Maus-tratos, abandono, violência física e sexual são outros motivos que levam à institucionalização das crianças e adolescentes.
Apesar de o ECA determinar que a medida de abrigo deve ser excepcional e provisória, a pesquisa do IPEA mostra que mais da metade das crianças e adolescentes pesquisados (52,6%) vivia nas instituições há mais de dois anos. Entre elas, 32,9% estavam nos abrigos por um período entre dois e cinco anos. 13,3% estava entre seis e 10 anos e 6,4% estavam abrigados há mais de 10 anos.
Segundo a autora da pesquisa, Enid Rocha, insegurança, agressividade, angústia e autodesvalorização são algumas características constatadas nas crianças abrigadas. Quando prolongado, o abrigamento ainda acarreta perdas para o desenvolvimento psicossocial da criança, principalmente na sua capacidade de construir vínculos positivos com outras pessoas.
– O indivíduo começa a se apegar com facilidade às pessoas que lhe dão atenção, ou pode evitar as relações pessoais por temer ser abandonado novamente – explica a pesquisadora. – As seqüelas serão tanto maiores quanto mais longo for o período de institucionalização.
Todas as conseqüências apresentadas mostram o equívoco da sociedade em acreditar que a criança abrigada está bem porque, ao contrário de muitas outras, não está nas ruas.
Vítimas do preconceito
Além do abandono, elas têm que conviver com o preconceito. O juiz da Vara da Infância e da Juventude de Florianópolis, Francisco Oliveira Neto, ressalta que a sociedade tem dificuldade de diferenciar a criança abrigada do adolescente infrator internado em unidades de ressocialização.
Para Enid, se os dados mostram que no centro dos motivos do abrigamento está a pobreza, o governo federal deveria proceder a imediata inscrição das famílias com crianças abrigadas nos programas assistenciais, entre eles, o Bolsa Família. A sociedade, segundo ela, pode e deve contribuir, mas com ações complementares, uma vez que é dever do Estado "zelar pela integridade física, emocional e cognitiva das crianças e adolescentes afastadas do convívio da família".
O governo federal lançou, em outubro de 2007, o programa Caminho para casa, como parte do Programa Social de Enfrentamento da Violência contra Crianças e Adolescentes, conhecido como PAC da Criança.
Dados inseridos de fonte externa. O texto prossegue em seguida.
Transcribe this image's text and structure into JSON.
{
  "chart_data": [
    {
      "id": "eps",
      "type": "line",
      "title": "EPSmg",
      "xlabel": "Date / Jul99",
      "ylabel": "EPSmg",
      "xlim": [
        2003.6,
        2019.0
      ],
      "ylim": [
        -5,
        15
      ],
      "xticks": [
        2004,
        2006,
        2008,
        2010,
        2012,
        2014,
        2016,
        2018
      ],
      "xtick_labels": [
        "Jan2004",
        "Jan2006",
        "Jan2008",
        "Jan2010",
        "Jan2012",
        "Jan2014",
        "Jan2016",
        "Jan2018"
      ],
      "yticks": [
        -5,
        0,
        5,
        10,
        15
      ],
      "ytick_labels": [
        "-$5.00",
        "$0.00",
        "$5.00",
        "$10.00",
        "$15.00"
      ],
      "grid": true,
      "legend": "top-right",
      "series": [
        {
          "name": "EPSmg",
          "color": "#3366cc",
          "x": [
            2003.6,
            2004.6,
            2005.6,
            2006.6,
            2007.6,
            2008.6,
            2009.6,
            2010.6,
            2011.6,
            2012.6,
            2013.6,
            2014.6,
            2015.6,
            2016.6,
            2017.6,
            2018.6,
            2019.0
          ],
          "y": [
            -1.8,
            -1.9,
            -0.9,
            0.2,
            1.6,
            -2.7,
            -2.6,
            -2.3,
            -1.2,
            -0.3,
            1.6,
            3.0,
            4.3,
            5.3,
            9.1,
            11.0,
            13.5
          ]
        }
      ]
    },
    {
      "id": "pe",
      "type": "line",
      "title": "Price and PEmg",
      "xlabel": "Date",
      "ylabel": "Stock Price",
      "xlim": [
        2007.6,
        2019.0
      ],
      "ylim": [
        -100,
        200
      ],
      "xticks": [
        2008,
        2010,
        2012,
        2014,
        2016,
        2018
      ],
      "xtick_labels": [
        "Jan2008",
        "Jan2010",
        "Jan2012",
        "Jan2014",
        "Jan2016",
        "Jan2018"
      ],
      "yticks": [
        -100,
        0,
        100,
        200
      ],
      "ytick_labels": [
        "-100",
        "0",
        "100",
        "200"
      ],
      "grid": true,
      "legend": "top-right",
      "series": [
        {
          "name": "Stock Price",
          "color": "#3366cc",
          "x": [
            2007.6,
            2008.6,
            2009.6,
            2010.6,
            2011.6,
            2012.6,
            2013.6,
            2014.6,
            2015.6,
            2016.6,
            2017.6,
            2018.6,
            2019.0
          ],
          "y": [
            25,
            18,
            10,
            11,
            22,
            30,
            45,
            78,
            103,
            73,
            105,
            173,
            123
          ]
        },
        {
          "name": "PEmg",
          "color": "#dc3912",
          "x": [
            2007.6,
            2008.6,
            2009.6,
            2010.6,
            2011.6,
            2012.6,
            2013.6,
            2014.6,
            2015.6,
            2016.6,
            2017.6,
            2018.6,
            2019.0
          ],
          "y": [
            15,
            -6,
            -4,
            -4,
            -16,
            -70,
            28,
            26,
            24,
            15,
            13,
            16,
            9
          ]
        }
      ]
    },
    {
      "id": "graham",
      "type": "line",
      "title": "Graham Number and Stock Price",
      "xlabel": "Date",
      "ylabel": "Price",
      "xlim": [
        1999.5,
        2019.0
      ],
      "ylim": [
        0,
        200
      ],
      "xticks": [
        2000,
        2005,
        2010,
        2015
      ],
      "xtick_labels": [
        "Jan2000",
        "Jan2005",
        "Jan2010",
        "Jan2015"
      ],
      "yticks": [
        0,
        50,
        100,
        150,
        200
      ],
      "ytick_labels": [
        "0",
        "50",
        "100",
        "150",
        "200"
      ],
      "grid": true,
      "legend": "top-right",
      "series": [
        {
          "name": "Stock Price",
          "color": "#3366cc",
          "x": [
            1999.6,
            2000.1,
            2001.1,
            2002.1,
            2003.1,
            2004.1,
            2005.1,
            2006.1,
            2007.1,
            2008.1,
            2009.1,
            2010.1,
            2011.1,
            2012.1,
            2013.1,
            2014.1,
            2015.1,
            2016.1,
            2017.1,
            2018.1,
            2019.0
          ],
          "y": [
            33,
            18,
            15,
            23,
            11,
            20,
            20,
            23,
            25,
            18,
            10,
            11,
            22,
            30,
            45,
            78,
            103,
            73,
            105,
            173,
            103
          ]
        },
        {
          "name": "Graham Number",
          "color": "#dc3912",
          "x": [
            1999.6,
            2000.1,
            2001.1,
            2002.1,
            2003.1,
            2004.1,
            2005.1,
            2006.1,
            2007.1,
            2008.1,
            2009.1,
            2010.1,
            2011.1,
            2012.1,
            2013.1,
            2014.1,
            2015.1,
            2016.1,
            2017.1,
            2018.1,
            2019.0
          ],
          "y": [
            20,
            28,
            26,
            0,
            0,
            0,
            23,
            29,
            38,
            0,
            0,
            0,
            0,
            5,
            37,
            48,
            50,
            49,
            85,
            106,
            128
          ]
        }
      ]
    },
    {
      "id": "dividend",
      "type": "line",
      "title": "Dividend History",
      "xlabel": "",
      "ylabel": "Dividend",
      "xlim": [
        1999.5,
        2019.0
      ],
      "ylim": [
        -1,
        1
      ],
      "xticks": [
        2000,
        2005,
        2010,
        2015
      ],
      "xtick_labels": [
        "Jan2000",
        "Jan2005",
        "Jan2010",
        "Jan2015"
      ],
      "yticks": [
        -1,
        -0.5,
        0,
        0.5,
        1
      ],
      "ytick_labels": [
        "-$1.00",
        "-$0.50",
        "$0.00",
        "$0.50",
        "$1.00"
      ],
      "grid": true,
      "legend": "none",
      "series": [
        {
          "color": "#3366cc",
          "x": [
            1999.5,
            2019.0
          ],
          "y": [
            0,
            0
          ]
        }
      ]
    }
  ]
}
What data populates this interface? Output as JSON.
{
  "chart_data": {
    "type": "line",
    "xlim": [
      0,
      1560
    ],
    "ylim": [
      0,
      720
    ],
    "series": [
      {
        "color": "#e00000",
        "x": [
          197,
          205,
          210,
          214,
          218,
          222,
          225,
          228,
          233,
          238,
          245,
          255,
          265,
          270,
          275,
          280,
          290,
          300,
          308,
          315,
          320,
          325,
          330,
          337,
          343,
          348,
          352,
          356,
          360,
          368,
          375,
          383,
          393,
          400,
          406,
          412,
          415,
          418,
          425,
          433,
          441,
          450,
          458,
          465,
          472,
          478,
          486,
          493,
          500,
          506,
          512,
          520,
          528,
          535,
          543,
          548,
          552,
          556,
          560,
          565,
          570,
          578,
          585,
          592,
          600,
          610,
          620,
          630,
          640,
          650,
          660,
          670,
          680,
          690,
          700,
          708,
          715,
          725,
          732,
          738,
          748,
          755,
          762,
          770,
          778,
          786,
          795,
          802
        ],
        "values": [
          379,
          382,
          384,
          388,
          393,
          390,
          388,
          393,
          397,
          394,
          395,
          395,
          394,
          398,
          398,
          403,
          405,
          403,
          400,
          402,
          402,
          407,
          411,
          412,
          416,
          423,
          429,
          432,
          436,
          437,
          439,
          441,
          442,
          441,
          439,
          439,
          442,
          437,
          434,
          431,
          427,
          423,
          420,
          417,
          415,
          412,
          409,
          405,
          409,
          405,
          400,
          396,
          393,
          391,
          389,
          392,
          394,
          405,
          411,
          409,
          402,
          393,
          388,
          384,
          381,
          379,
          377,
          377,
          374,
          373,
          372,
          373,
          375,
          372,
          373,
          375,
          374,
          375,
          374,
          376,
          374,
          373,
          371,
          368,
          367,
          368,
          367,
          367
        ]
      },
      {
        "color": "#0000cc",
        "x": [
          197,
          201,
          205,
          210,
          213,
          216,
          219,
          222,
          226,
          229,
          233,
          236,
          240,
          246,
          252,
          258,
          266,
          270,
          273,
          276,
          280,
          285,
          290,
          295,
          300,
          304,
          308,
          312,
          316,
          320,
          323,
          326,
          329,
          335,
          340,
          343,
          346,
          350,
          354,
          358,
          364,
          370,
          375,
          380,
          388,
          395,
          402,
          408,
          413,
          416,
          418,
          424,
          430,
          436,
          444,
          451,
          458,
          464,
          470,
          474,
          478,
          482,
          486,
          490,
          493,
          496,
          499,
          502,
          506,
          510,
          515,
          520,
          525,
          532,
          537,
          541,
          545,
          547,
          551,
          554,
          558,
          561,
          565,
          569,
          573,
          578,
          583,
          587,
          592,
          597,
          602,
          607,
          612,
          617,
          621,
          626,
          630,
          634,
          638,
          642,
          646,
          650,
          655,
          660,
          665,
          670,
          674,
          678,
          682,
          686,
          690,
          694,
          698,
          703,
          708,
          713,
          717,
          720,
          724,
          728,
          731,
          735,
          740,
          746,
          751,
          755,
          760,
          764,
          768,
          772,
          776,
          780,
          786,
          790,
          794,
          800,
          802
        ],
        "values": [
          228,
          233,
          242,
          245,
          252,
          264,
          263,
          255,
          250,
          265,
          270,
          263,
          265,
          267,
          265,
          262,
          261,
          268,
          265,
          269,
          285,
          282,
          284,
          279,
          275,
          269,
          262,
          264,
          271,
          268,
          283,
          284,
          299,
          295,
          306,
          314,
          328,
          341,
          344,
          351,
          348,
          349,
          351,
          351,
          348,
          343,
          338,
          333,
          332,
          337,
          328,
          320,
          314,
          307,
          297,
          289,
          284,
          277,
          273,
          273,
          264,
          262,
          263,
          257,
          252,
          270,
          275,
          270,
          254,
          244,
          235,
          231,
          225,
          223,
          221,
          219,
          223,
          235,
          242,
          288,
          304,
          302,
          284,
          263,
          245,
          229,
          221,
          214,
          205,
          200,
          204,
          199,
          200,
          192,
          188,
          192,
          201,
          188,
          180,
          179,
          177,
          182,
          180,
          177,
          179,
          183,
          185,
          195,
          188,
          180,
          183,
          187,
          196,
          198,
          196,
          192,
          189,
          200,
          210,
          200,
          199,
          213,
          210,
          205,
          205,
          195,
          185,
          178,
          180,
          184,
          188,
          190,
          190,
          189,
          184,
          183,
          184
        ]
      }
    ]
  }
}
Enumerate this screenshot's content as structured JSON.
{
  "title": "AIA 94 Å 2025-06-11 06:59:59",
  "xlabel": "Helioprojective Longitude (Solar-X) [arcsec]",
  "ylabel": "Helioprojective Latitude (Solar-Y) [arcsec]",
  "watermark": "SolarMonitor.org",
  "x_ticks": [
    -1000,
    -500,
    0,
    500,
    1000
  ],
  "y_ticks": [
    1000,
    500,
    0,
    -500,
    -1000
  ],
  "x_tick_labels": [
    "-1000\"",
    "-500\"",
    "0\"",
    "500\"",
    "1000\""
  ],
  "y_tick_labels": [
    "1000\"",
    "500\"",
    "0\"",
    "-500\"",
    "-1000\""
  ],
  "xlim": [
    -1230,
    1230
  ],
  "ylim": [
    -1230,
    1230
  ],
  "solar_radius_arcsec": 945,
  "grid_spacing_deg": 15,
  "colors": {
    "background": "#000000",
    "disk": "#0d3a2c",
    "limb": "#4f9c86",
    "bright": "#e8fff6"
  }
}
Um dos objetivos do programa é garantir a reintegração familiar de crianças e adolescentes acolhidos em abrigo por motivo de pobreza. Mas, segundo a diretora das Ações de Proteção Social Especial do Ministério do Desenvolvimento (MDS), Valéria Gonelli, dos R$ 6,6 milhões previstos no Orçamento para essa ação, nada foi executado ainda.
O problema, segundo a diretora, é a inexistência de um levantamento de todos os abrigos brasileiros, que o ministério pretende começar ainda este ano.
– A execução orçamentária está prevista para julho – diz. – A preocupação não é apenas com a distribuição dos recursos e sim com a complexidade das relações das famílias que receberão as crianças de volta.